On les appelle « les sept saints fondateurs de la Bretagne » parce qu’ils furent, entre le Ve et le VIIe siècle, les premiers évangélisateurs de la terre armoricaine. Deux d’entre eux (Patern et Corentin) sont autochtones. Les cinq autres sont venus du pays de Galles, en Grande-Bretagne, avec la vague d’émigration celtique, composée de chefs de clans, de familles et de moines, qui déferla alors en Armorique.

Abordant le continent par les îles, où ils fondèrent des ermitages et des monastères - comme Malo sur l’île de Cézembre ou Pol-Aurélien à Ouessant -, ils furent hissés, souvent contre leur gré, à la charge épiscopale.

Ce qui ne les empêcha pas de continuer à exercer leurs dons mirifiques : Pol-Aurélien neutralise un dragon avec son étole, Brieuc apprivoise des loups et Corentin se nourrit d’un unique poisson qui se reconstitue chaque jour.

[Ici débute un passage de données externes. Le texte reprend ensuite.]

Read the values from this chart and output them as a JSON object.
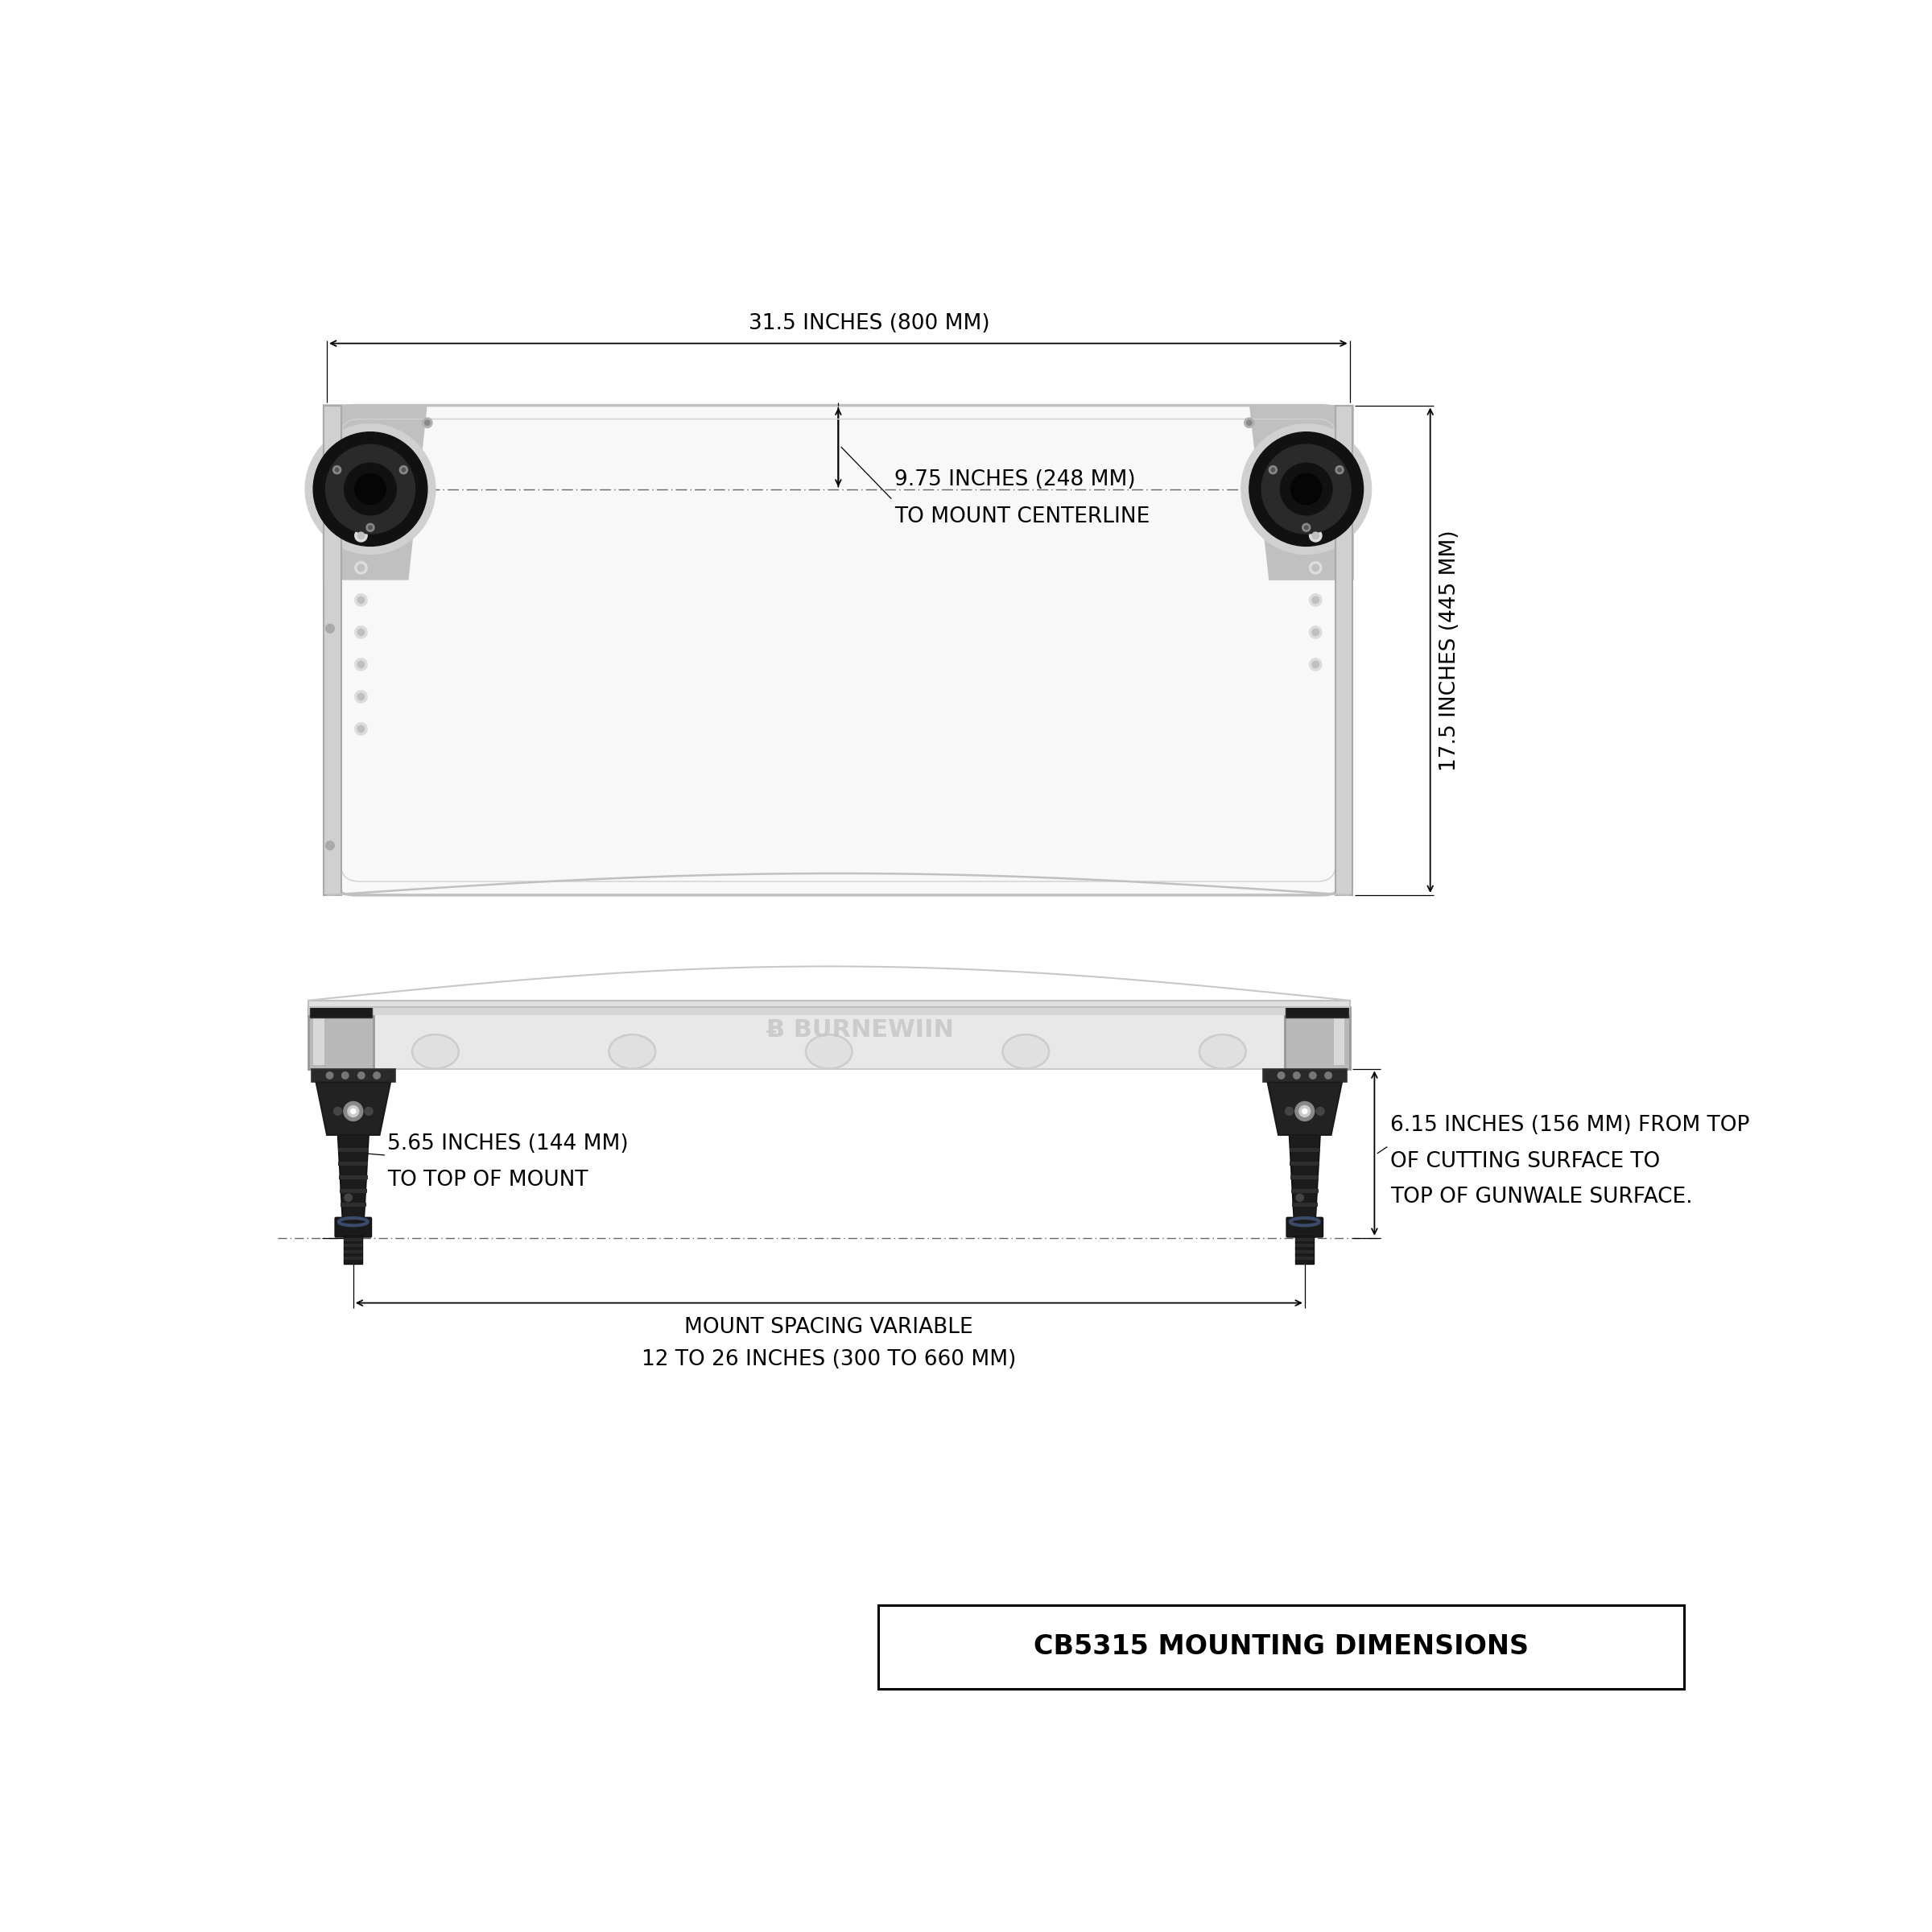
{
  "background_color": "#ffffff",
  "title": "CB5315 MOUNTING DIMENSIONS",
  "dim_width_text": "31.5 INCHES (800 MM)",
  "dim_height_text": "17.5 INCHES (445 MM)",
  "dim_centerline_text_1": "9.75 INCHES (248 MM)",
  "dim_centerline_text_2": "TO MOUNT CENTERLINE",
  "dim_mount_height_text_1": "5.65 INCHES (144 MM)",
  "dim_mount_height_text_2": "TO TOP OF MOUNT",
  "dim_spacing_text_1": "MOUNT SPACING VARIABLE",
  "dim_spacing_text_2": "12 TO 26 INCHES (300 TO 660 MM)",
  "dim_gunwale_text_1": "6.15 INCHES (156 MM) FROM TOP",
  "dim_gunwale_text_2": "OF CUTTING SURFACE TO",
  "dim_gunwale_text_3": "TOP OF GUNWALE SURFACE.",
  "line_color": "#000000",
  "board_fill_white": "#f8f8f8",
  "board_edge_gray": "#c0c0c0",
  "board_mid_gray": "#b8b8b8",
  "board_dark_gray": "#909090",
  "mount_black": "#111111",
  "mount_dark": "#1e1e1e",
  "mount_med": "#2d2d2d",
  "logo_gray": "#c8c8c8",
  "dim_color": "#000000",
  "label_fontsize": 19,
  "title_fontsize": 24
}
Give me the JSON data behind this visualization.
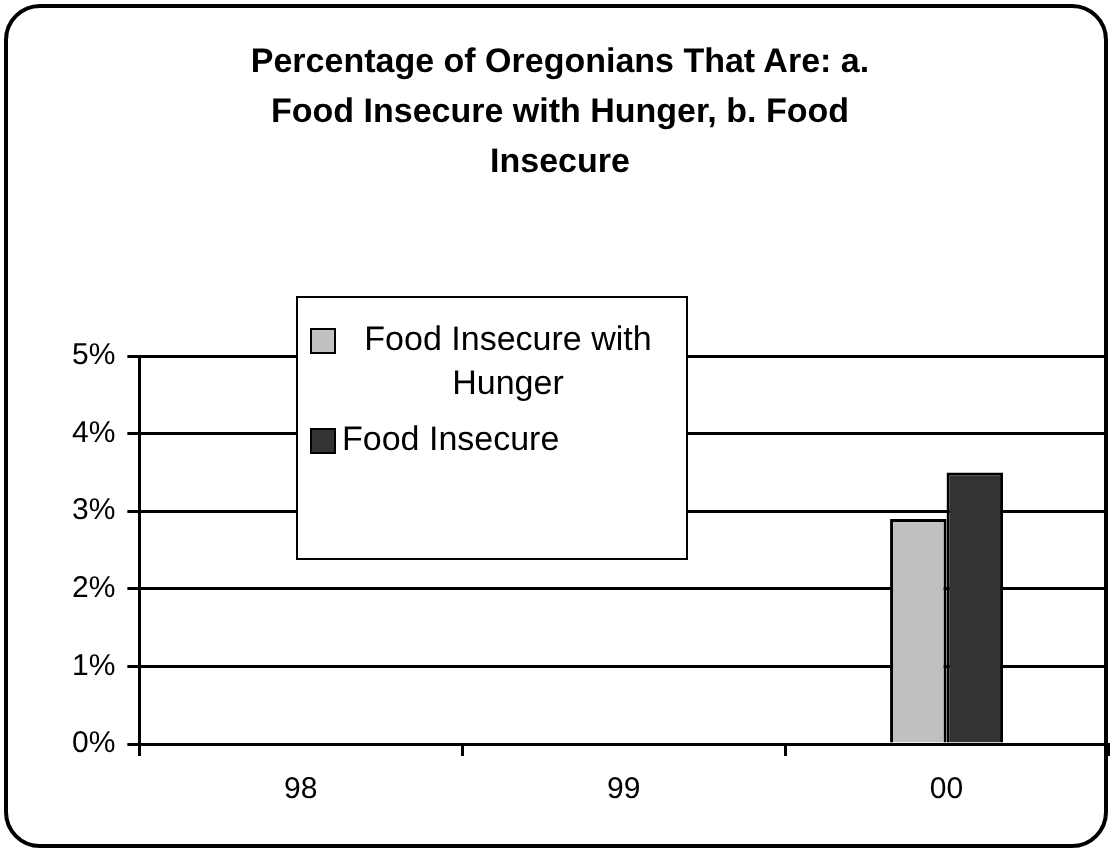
{
  "chart_data": {
    "type": "bar",
    "title": "Percentage of Oregonians That Are: a. Food Insecure with Hunger, b. Food Insecure",
    "categories": [
      "98",
      "99",
      "00"
    ],
    "series": [
      {
        "name": "Food Insecure with Hunger",
        "color": "#c0c0c0",
        "values": [
          null,
          null,
          2.9
        ]
      },
      {
        "name": "Food Insecure",
        "color": "#333333",
        "values": [
          null,
          null,
          3.5
        ]
      }
    ],
    "ylim": [
      0,
      5
    ],
    "yticks": [
      {
        "value": 0,
        "label": "0%"
      },
      {
        "value": 1,
        "label": "1%"
      },
      {
        "value": 2,
        "label": "2%"
      },
      {
        "value": 3,
        "label": "3%"
      },
      {
        "value": 4,
        "label": "4%"
      },
      {
        "value": 5,
        "label": "5%"
      }
    ],
    "grid": "y",
    "legend": "top left"
  }
}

Sous l’influence de ces émigrants, la région, rebaptisée Bretagne, adopta les coutumes du christianisme celtique, dont la spiritualité a profondément marqué les croyances de ses habitants.

Pour obtenir des informations et se procurer le passeport du pèlerin du Tro Breiz :

Association Les chemins du Tro Breiz,
tél. : 02 98 69 11 80
E-mail : trobreiz.secretariat@orange.fr ;
Site : http://trobreiz.com 

Marche de l'été 2010

De Sainte-Anne-d'Auray à Nantes, du 1er au 7 août. Organisée par Les chemins du Tro Breiz. Inscription possible pour la semaine ou pour un ou deux jours. Rens. : Les chemins du Tro Breiz (coordonnées ci-dessus).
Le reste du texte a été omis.